I know what you are thinking... good grief, more philosophy?  Enough already; let's zip over to the laws of עירובי תחומין.  In broad strokes, a person's תחום is 2,000 cubits in each direction from wherever he makes his residence on Shabbos.  Pretty much your residence is where you live.  However, suppose you want to spend most of Shabbos at home, but you want to go to hear a particular rav speak on Shabbos afternoon, and he will be speaking 4,000 cubits due west of your house.  That's where עירוב תחומין comes in.  [NB: עירובי תחומין are only allowed for either a mitzvah or other pressing need.]  Basically, again in broad strokes, Chazal allowed you to establish an effective residence and then use that location as the center of your תחום.  Thus, if you establish your residence 2,000 cubits due west of your house, then you can eat and sleep at your house before walking 4,000 cubits (2,000 to your effective residence plus 2,000 more to its west) due west to hear the rav.

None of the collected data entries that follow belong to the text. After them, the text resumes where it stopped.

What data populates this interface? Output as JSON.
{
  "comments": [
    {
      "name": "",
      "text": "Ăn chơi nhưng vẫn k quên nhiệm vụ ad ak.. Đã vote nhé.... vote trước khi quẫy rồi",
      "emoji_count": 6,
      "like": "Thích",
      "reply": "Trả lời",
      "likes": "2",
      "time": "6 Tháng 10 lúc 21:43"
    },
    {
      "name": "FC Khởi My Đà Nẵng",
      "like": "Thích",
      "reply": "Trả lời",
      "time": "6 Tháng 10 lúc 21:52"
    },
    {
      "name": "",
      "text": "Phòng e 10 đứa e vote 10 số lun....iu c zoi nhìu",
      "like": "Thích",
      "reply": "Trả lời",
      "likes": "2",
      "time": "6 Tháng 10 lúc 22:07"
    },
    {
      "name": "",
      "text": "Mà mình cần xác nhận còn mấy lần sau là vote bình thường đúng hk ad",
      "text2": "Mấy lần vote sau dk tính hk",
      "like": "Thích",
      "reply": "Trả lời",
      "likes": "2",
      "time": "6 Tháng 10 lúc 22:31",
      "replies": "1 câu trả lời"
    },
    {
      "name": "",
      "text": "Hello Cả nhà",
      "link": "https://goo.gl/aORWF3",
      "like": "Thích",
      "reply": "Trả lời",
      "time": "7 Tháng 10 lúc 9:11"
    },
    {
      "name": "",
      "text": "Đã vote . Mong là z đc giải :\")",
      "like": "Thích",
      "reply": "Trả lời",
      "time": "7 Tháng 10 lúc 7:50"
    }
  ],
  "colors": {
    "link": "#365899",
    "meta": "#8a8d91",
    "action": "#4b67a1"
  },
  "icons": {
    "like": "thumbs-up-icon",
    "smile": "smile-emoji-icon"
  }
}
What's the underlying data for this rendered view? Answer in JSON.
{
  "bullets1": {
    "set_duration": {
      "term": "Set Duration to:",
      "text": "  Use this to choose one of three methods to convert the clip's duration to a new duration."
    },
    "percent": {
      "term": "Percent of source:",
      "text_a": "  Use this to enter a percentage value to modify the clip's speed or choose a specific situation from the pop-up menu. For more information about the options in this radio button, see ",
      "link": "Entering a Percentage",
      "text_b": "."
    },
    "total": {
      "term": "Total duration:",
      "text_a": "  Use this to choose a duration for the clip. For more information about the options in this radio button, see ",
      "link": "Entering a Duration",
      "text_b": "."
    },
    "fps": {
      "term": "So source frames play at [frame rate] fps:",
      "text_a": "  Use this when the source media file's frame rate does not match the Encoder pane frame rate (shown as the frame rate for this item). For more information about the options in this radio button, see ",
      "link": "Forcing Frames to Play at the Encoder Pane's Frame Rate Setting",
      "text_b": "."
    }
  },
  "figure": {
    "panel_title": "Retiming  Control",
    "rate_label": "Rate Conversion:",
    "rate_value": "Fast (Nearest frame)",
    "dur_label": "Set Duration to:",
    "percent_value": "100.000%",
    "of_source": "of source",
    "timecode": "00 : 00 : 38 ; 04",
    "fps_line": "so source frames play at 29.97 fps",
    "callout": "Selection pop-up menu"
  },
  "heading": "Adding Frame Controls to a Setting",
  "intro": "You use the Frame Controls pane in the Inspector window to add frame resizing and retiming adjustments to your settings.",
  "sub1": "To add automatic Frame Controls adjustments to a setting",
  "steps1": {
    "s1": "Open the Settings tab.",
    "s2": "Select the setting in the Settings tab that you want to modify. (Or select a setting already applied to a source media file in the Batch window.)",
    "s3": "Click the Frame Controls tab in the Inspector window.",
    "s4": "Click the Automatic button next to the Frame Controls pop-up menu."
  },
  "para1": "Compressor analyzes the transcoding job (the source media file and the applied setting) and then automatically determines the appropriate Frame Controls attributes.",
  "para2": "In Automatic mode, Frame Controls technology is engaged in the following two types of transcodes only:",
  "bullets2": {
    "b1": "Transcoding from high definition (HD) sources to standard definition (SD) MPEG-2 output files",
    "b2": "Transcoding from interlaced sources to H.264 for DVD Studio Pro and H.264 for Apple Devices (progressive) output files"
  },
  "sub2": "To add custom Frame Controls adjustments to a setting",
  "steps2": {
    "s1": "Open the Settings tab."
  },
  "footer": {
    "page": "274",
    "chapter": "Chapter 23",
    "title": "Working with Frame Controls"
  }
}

Now let's flesh out some details.  Your effective residence can be established in one of two ways.  First, you can actually go there and sit till after dark.  When you do it that way, you are "walking (find... sitting) the talk" and having intention to establish your effective residence there is enough.  The second way is to put (or have an agent place -- more on that later) food for two meals at the place where you want to establish your effective residence.  In that case, since you are sitting at home, you need to actually speak out that you are establishing your effective residence there.

Note, if you will, that an עירוב תחומין does not extend your תחום, it merely shifts your תחום.  In other words, whatever you gain on one side, you lose from the other.  As an extreme example, suppose you have a suit owned jointly by two brothers who live 4,000 cubits apart; one 2,000 cubits to the east of their parents' house (where they stow the suit) and one 2,000 cubits to the west.  A suit (or any other vessel/article of clothing) takes on the תחום of its owner.  In this case, then the suit cannot be moved on Shabbos -- it is already at the western edge of the eastern brother's תחום and the eastern edge of western brother's תחום.  I hope it's not such a fancy suit, as they are only going to be able to wear it during the week or when eating Shabbos or Yom Tov meals at their parents home.  (Ah... cagey parents who want to see their kids more often; but only one at a time.)

Here's a really cool problem:  Suppose someone mistakenly thought he could establish one תחום for Friday night and another for Shabbos day (he wants to hear two different shiurim on different sides of his תחום).  This is a mistake, so (at least) one of the עירובים is not effective; but which one?  We cannot apply "in case of doubt about a rabbinic obligation, go for the leniency" because there is no clear leniency here; each comes with a stringency.  Moreover, since he definitely had intention to not establish his residence at home, he has lost that also.  He is stuck wherever he started his Shabbos till after havdala.  Cases of two day Yom Tov or Yom Tov followed/preceded by Shabbos is tricky.

I have never personally set up עירובי תחומין; in fact, I don't know anyone who has.  Yet, the Mishna Brura (technically, Biur Halacha) says in a few places that lots of people make big mistakes for this or that reason.  Apparently עירובי תחומין used to be much more common.  It is a sad commentary on our time and/or here in America that you can have a suburb with thousands of Jews and yet no minyan; whereas in Europe you have tiny communities with a few families who regularly made עירובי תחומין so they could daven together in a minyan.